Impressive Rory McIlroy takes three shot lead at Doral

The world number three looked close to his best with a bogey-free 68 at Trump National

Rory McIlroy takes his shot out of the bunker on the eighth hole during the third round of the World Golf Championships-Cadillac Championship at Trump National Doral Blue Monster Course in Doral, Florida. Photo: Mike Ehrmann/Getty Images

Rory McIlroy has captured three of golf‘s four major championships, and as his game kicked into another gear and he methodically took apart the Blue Monster course at Trump National Resort on Saturday, talk will soon shift to the major title he covets most.

Fittingly, McIlroy was paired in the final group with Adam Scott, who owns what McIlroy needs to complete a career grand slam: the Masters green jacket. McIlroy erased Scott's two-stroke lead early in the third round of the World Golf Championships-Cadillac Championship and began distancing himself from the field. McIlroy fired a 4-under-par 68, good for a 12-under total of 204 and a three-stroke lead over Scott and defending champion Dustin Johnson heading into Sunday's final round.

Every iota of McIlroy‘s talent appeared to coalesce in his bogey-free round. He made two nice par saves but was never in serious trouble. He now has 11 birdies and zero bogeys in his past 33 holes. And the switch of his putting stroke to a left-hand low grip has reaped instant results, accounting for 27 putts Saturday (after 23 on Friday) and signaling his readiness for the Masters next month at Augusta National.

“I always say I want to go into Augusta with at least one win under my belt each year,“ McIlroy said. “The best way to prepare is to get yourself into contention. What shows up weaknesses in your game is being under pressure at critical moments and seeing how it holds up. And for three days, my game‘s held up very well. We‘ll go out tomorrow and try to play another solid round, and hopefully that‘s good enough.“


Johnson was in second place by himself, but he bogeyed No. 18 to shoot 71 and drop to 9 under. Scott sputtered throughout his 1-over 73 before a bogey at No. 17 left him tied with Johnson. “Rory is obviously playing well, but a good score around here will definitely move you up the leaderboard,” said Johnson, who trailed by five strokes going into last year‘s final round. He rallied to win by a shot. Johnson is attempting to join Tiger Woods (2005-06) and Raymond Floyd (1980-81) as the only players to win consecutive titles at Doral.

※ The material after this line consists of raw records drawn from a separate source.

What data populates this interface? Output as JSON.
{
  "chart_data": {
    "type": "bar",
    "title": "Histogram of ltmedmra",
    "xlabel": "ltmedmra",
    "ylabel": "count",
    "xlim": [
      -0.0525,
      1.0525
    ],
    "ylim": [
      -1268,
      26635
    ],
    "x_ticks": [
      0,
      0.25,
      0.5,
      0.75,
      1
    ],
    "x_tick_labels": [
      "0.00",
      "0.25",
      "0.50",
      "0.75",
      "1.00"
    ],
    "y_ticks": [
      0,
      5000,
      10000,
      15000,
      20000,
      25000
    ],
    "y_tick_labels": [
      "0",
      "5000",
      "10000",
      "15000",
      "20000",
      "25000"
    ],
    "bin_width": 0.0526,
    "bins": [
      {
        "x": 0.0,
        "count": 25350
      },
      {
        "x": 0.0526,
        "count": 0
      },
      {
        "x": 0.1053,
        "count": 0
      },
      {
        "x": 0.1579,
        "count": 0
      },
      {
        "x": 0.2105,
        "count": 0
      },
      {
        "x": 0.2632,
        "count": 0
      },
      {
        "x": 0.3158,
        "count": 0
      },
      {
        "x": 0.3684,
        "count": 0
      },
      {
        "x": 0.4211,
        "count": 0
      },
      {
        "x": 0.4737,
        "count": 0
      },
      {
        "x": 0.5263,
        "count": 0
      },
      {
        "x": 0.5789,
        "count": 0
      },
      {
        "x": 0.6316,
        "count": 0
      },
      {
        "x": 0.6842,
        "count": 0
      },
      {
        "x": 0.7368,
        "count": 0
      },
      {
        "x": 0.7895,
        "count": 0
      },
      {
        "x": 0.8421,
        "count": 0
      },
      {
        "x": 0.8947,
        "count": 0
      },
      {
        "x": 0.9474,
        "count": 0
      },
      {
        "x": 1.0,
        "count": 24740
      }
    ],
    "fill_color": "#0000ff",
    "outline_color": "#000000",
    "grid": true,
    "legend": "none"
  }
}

"Getting off to a good start will definitely help to put some pressure on him. I've just got to go out and shoot as low as I can," Johnson said. Phil Mickelson shot 70, grinding out seven consecutive pars before unleashing a drive that nearly reached the green at the par-4 16th. He narrowly missed an eagle chip, tapped in for birdie and finished at 7 under par, tied for fourth with Bubba Watson (71) and Danny Willett (72).

Jordan Spieth, the world‘s No. 1-ranked player, struggled to a 73, carding three birdies and four bogeys and falling into a tie for 17th. “Nothing really went my way,“ said Scott, who is trying to post victories in consecutive weeks after winning the Honda Classic. “It was one of those days where you just don‘t quite hit it close enough and then the putts don‘t go in. Rory played the round everyone was looking for out there. Pretty much stress free.“

Indeed, it was easy to read McIlroy‘s and Scott‘s mood early in the round: Both twirled their clubs often after making contact in the universal sign of hitting a good shot. McIlroy opened with birdies at No. 1 and No. 5, and pulled ahead after Scott bogeyed No. 4.

Their duel heated up at the par-5 eighth. Both players tapped in for birdie after McIlroy feathered a bunker shot tight and Scott missed a 9-footer for eagle, leaving McIlroy with a one-stroke lead. McIlroy made birdie at No. 10, and from there cruised home with eight pars.

“He didn‘t have his best stuff with him today, but he‘s still playing awfully well,” McIlroy said of Scott, who will play with Mickelson in Sunday‘s penultimate group. McIlroy will be paired with Johnson. Yet it is McIlroy‘s putter that has given him a surge of confidence as he seeks a 12th PGA Tour title before age 27, a mark only Tiger Woods and Jack Nicklaus have achieved since World War II, according to tour statistics. McIlroy, 26, said he added 30 minutes to his practice routine to work on putting and the left-hand low grip he unveiled for this tournament. He is expected to play one more event, the Arnold Palmer Invitational in Orlando, Florida, in two weeks, before the Masters.

“It was really me just taking ownership of my putting and my putting stroke,” he said of the switch. “I was focusing more on the technical side rather than the feel side. It‘s felt pretty good the last couple days. It‘s felt for the most part instinctive. It feels like it‘s going on there very naturally.”

And good enough to put him on the verge of clinching a victory on Sunday and building momentum going into the Masters, the title he covets most.

Shane Lowry struggled to a 75 to sit way back on three over par while Graeme McDowell carded an impressive round of 70 to lie tied-23rd on one under.